Person:Hugh De Hastings (11)

Hugh de Hastings
d.Bef 1152 England
m. 1105
  1. Hugh de Hastings1104 - Bef 1152
  2. Ralph de Hastings - 1162
  1. William de HastingsAbt 1130 - Abt 1168
  2. Thomas de Hastings1133 -
Facts and Events
Name Hugh de Hastings
Gender Male
Birth? 1104 Fillongley, Warwickshire, England
Marriage to Ernaburga de Flamville
Death? Bef 1152 England
Questionable information identified by WeRelate automation
To check:Born before parents' marriage

In his own lifetime Hugh is known for the inheritance of his wife, not the Hastings inheritance.
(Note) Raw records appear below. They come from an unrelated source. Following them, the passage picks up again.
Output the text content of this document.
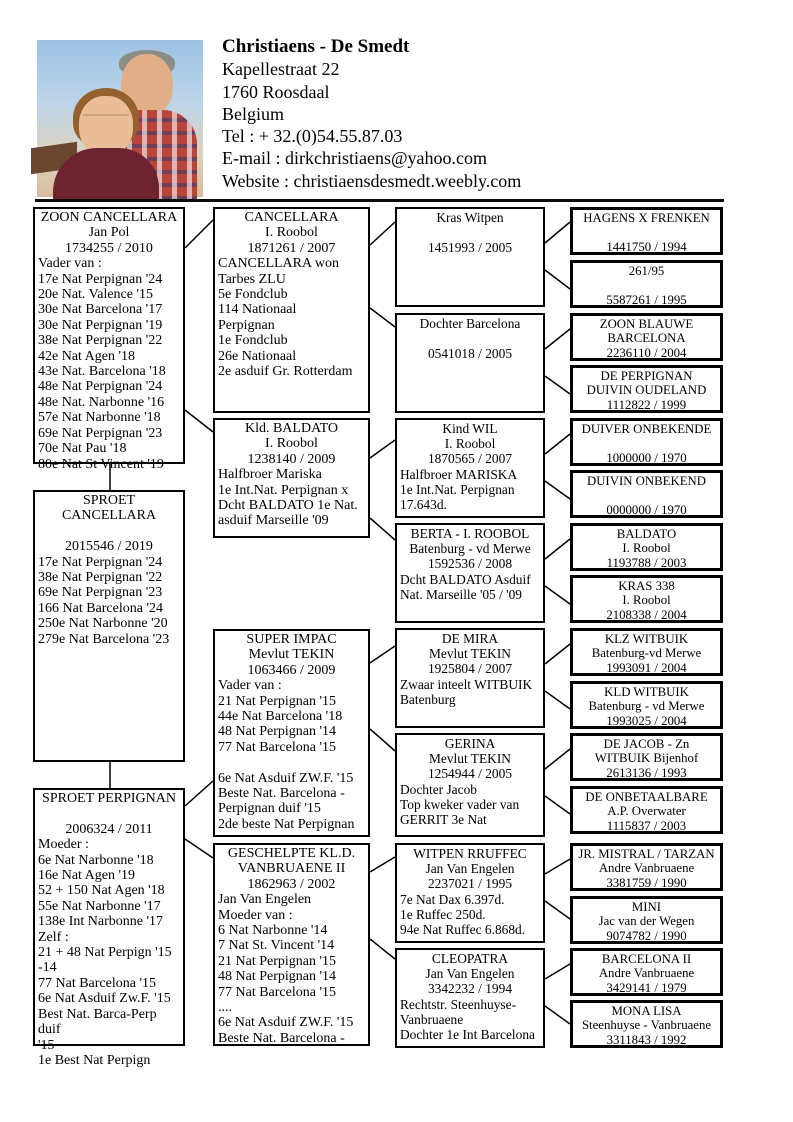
Christiaens - De Smedt
Kapellestraat 22
1760 Roosdaal
Belgium
Tel : + 32.(0)54.55.87.03
E-mail : dirkchristiaens@yahoo.com
Website : christiaensdesmedt.weebly.com
ZOON CANCELLARA
Jan Pol
1734255 / 2010
Vader van :
17e Nat Perpignan '24
20e Nat. Valence '15
30e Nat Barcelona '17
30e Nat Perpignan '19
38e Nat Perpignan '22
42e Nat Agen '18
43e Nat. Barcelona '18
48e Nat Perpignan '24
48e Nat. Narbonne '16
57e Nat Narbonne '18
69e Nat Perpignan '23
70e Nat Pau '18
80e Nat St Vincent '19
SPROET CANCELLARA

2015546 / 2019
17e Nat Perpignan '24
38e Nat Perpignan '22
69e Nat Perpignan '23
166 Nat Barcelona '24
250e Nat Narbonne '20
279e Nat Barcelona '23
SPROET PERPIGNAN

2006324 / 2011
Moeder :
6e Nat Narbonne '18
16e Nat Agen '19
52 + 150 Nat Agen '18
55e Nat Narbonne '17
138e Int Narbonne '17
Zelf :
21 + 48 Nat Perpign '15
-14
77 Nat Barcelona '15
6e Nat Asduif Zw.F. '15
Best Nat. Barca-Perp duif
'15
1e Best Nat Perpign
CANCELLARA
I. Roobol
1871261 / 2007
CANCELLARA won
Tarbes ZLU
5e Fondclub
114 Nationaal
Perpignan
1e Fondclub
26e Nationaal
2e asduif Gr. Rotterdam
Kld. BALDATO
I. Roobol
1238140 / 2009
Halfbroer Mariska
1e Int.Nat. Perpignan x
Dcht BALDATO 1e Nat.
asduif Marseille '09
SUPER IMPAC
Mevlut TEKIN
1063466 / 2009
Vader van :
21 Nat Perpignan '15
44e Nat Barcelona '18
48 Nat Perpignan '14
77 Nat Barcelona '15

6e Nat Asduif ZW.F. '15
Beste Nat. Barcelona -
Perpignan duif '15
2de beste Nat Perpignan
GESCHELPTE KL.D.
VANBRUAENE II
1862963 / 2002
Jan Van Engelen
Moeder van :
6 Nat Narbonne '14
7 Nat St. Vincent '14
21 Nat Perpignan '15
48 Nat Perpignan '14
77 Nat Barcelona '15
....
6e Nat Asduif ZW.F. '15
Beste Nat. Barcelona -
Kras Witpen

1451993 / 2005
Dochter Barcelona

0541018 / 2005
Kind WIL
I. Roobol
1870565 / 2007
Halfbroer MARISKA
1e Int.Nat. Perpignan
17.643d.
BERTA - I. ROOBOL
Batenburg - vd Merwe
1592536 / 2008
Dcht BALDATO Asduif
Nat. Marseille '05 / '09
DE MIRA
Mevlut TEKIN
1925804 / 2007
Zwaar inteelt WITBUIK
Batenburg
GERINA
Mevlut TEKIN
1254944 / 2005
Dochter Jacob
Top kweker vader van
GERRIT 3e Nat
WITPEN RRUFFEC
Jan Van Engelen
2237021 / 1995
7e Nat Dax 6.397d.
1e Ruffec 250d.
94e Nat Ruffec 6.868d.
CLEOPATRA
Jan Van Engelen
3342232 / 1994
Rechtstr. Steenhuyse-
Vanbruaene
Dochter 1e Int Barcelona
HAGENS X FRENKEN

1441750 / 1994
261/95

5587261 / 1995
ZOON BLAUWE
BARCELONA
2236110 / 2004
DE PERPIGNAN
DUIVIN OUDELAND
1112822 / 1999
DUIVER ONBEKENDE

1000000 / 1970
DUIVIN ONBEKEND

0000000 / 1970
BALDATO
I. Roobol
1193788 / 2003
KRAS 338
I. Roobol
2108338 / 2004
KLZ WITBUIK
Batenburg-vd Merwe
1993091 / 2004
KLD WITBUIK
Batenburg - vd Merwe
1993025 / 2004
DE JACOB - Zn
WITBUIK Bijenhof
2613136 / 1993
DE ONBETAALBARE
A.P. Overwater
1115837 / 2003
JR. MISTRAL / TARZAN
Andre Vanbruaene
3381759 / 1990
MINI
Jac van der Wegen
9074782 / 1990
BARCELONA II
Andre Vanbruaene
3429141 / 1979
MONA LISA
Steenhuyse - Vanbruaene
3311843 / 1992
His son William inherited his main possessions and offices from his uncle named Ralph, who was presumably Hugh's elder brother.
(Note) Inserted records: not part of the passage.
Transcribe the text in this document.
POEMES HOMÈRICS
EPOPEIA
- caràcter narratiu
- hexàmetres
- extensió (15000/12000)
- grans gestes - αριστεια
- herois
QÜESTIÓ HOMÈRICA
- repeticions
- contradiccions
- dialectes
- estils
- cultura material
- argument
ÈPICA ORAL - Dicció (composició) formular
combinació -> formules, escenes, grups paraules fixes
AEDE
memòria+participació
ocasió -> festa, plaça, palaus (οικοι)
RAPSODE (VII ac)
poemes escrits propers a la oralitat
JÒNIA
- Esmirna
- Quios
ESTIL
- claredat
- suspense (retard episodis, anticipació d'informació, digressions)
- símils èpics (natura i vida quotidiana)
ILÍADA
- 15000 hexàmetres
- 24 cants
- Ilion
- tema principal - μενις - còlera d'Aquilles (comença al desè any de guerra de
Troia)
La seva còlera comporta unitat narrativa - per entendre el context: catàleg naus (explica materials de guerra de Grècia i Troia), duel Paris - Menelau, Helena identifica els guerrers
About 1129/30, Hugh and Erneburga inherited from Erneburga's uncle Robert, what he had been enfeoffed with by Bishop Robert de Limesi of Coventry, in Burbage, Leicestershire, and Birdingbury, Warwickshire. They also inherited other lands, it seems, including Ashton-Flamville in Leicestershire. Keats-Rohan in Domesday Descendants cites him appearing in the 1130/31 Pipe Rolls of King Henry I, two entries in Leicestershire, one in Buckinghamshire, one in Warwickshire, and one in Middlesex, which (referring to Eyton) apparently included exemptions from Danegeld in those places. In the p.87 entry for Leicestershire, Eyton (p.136) also says Hugh "accounted for 90 merks and 2 destriers, being the whole or the balance of a Fine which he had given to the King 'for having the land and the niece of Robert de Flamenvill'." In the Middlesex entry Hugh is listed next to Maurice de Windesor, dapifer of the Abbot of Bury, whose heir was his nephew Ralph de Hastings, apparently Hugh's elder brother.

Children.

  • William is reported as son by Dugdale, and there is one Patent Roll record from the time of Richard II where Erneburga his wife mentions their son William.
  • Phillip de Hastings is another likely brother. He appears in East Anglian governmental records such as the Pipe Rolls after William disappeared. He is possibly the ancestor of the Hastings family of Quiddenham and Stoke Goldington, who also apparently had Elesford (Yelford) in Oxfordshire and Dayslesford in Worcestershire.
  • Thomas is the name given for an uncle of William's apparent son and heir Henry. Jocelin of Brakelond explained how Thomas, a knight, helped present Henry to the Abbot of Bury St Edmunds in 1182. At that time Henry was considered too young to take up his hereditary stewardship. Thomas is also the name of a knight who appears in records in the 1170s, after William, his apparent elder brother, disappears from the records. Traditionally this Thomas is equated with the man who received the manor of Gissing, and whose son Hugh founded an important Hastings family in northern England.
  • Gilbert de Hastings is the name of a man who Thomas and the Abbot agreed could work as stand-in steward while Henry was too young. He may be a younger brother of Thomas. Gilbert appears to have established a Hastings family in Thorpe Morieux in Suffolk.
References
  1.   Keats-Rohan, K. S. B. Domesday descendants: a prosopography of persons occurring in English documents 1066-1166, II. pipe rolls to Cartae Baronum. (Woodbridge, Suffolk, England: Boydell Press, c2002).
  2.   Eyton, Robert William. Antiquities of Shropshire. (London: J.R. Smith, 1854-1860).